Since my brother flaked out for Grey Cup, I took my always-available sales guy Carl Piro.
He flew in all the way from Toronto for the game and a fun weekend away.
My lovely wife Natalia dropped us off at the LRT so that we could take the train back and forth to the game.
I can't believe I forgot my camera at Riderville on the Friday night though. Wow, was that out of control!
So much so that Mr Piro is a little bit hungover in this photo.
Video of Carl hungover
Here is Carl trying really hard to not yak before we even went into the stadium. I was buying a
T-shirt for my friend Kate, standing in line, and I looked over and saw this pile of flesh looking
like a million bucks.
Video of Carl trying to rally
I know it's shocking that I found a mullet at this event.
I thought this sign was funny - especially since Carl and I had a case of Pilsner in our pockets
and our jackets. I actually got totally busted inside the Stadium drinking from my Pil -
"Um, sir, we don't serve that beer in the Stadium...".
The sad part about this sign is that I would've normally looked at it and screamed - "Yeah,
GO RIDERS!" Sadly, this sign has new meaning since the Riders lost the Grey Cup due to the
presence of an extra man on the field on the last minute field goal attempt from the Alouettes.

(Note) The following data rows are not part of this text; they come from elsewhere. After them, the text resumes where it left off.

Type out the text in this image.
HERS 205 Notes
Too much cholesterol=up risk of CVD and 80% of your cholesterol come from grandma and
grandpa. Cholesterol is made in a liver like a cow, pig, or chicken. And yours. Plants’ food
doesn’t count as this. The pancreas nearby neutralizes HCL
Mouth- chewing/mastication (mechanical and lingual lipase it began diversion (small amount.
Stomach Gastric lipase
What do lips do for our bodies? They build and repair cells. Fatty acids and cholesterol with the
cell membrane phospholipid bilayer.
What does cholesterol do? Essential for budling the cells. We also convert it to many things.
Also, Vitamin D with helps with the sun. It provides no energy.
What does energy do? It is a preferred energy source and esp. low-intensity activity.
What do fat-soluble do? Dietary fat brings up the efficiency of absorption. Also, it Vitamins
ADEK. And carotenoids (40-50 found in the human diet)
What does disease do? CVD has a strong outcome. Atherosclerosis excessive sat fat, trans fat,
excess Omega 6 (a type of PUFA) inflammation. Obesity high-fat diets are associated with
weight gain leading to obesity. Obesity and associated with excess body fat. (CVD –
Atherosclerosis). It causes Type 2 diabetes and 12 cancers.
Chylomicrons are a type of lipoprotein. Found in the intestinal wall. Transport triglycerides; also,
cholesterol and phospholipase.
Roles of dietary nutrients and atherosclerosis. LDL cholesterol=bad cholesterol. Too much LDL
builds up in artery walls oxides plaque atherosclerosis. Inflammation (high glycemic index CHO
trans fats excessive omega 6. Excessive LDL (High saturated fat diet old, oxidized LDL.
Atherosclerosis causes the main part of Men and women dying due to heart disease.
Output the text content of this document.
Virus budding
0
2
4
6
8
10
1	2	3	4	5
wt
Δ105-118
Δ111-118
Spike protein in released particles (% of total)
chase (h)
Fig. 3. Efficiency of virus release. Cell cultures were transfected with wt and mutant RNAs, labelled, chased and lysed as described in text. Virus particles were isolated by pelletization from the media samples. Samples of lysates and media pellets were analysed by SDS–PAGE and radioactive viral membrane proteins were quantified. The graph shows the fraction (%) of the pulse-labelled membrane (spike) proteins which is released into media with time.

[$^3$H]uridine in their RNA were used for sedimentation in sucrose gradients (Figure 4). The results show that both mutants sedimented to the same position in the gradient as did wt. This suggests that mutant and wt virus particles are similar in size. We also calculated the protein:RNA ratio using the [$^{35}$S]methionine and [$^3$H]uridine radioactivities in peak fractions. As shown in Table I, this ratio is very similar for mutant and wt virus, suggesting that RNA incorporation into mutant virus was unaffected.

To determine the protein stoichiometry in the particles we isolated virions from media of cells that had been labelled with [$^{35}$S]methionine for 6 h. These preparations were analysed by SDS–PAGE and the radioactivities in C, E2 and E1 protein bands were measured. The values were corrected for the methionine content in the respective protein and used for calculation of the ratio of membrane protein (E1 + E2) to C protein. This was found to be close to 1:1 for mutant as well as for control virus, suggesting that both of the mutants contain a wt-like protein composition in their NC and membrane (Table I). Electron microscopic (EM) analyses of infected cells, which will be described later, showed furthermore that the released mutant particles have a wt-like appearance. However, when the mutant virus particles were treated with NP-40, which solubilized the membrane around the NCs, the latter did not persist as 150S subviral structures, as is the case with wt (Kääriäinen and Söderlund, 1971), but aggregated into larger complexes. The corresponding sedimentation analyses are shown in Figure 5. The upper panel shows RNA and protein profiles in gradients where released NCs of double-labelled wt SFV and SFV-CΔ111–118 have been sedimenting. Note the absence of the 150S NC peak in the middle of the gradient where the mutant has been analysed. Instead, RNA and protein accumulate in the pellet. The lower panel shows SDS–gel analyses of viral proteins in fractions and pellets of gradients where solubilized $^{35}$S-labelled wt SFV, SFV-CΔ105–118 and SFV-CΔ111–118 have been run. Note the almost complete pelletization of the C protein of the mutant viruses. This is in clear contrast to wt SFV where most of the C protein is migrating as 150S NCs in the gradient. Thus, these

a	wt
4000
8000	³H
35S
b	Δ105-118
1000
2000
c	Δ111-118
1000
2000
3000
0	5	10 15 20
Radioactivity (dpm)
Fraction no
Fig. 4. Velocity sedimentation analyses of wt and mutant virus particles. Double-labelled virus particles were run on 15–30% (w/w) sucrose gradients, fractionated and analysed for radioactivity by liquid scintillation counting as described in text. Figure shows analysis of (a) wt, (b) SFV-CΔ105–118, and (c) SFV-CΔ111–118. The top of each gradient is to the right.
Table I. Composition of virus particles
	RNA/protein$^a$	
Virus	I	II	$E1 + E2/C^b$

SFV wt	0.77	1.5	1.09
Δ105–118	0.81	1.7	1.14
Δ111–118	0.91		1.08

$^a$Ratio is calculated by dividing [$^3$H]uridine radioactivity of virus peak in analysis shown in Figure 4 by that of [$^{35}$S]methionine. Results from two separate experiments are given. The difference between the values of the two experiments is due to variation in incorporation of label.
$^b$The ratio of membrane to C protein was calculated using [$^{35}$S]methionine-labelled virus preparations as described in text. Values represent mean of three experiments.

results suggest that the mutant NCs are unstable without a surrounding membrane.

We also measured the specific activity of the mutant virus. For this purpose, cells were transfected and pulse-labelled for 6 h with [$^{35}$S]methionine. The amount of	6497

Carl, at warmups at McMahon Stadium. I didn't have the heart to tell him that his toque is
super gay. Oh, who am I kidding, of course I told him! He just doesn't care how gay he looks.
Two members of the Movember Club at the game.
Natalia would call this cotton candy sky.
Another mullet. It's not quite a Nascar event, but pretty close.
Video of the Half-Time Show
I took a photo of the trophy when I thought we were going to win it.
After our sullen departure from the game (I've never seen the air get sucked faster out of a stadium
before), we walked to another LRT stop rather than wait for the one at the stadium. I happened to catch
Piro dropping some pee. Thank goodness for a flap of his jacket!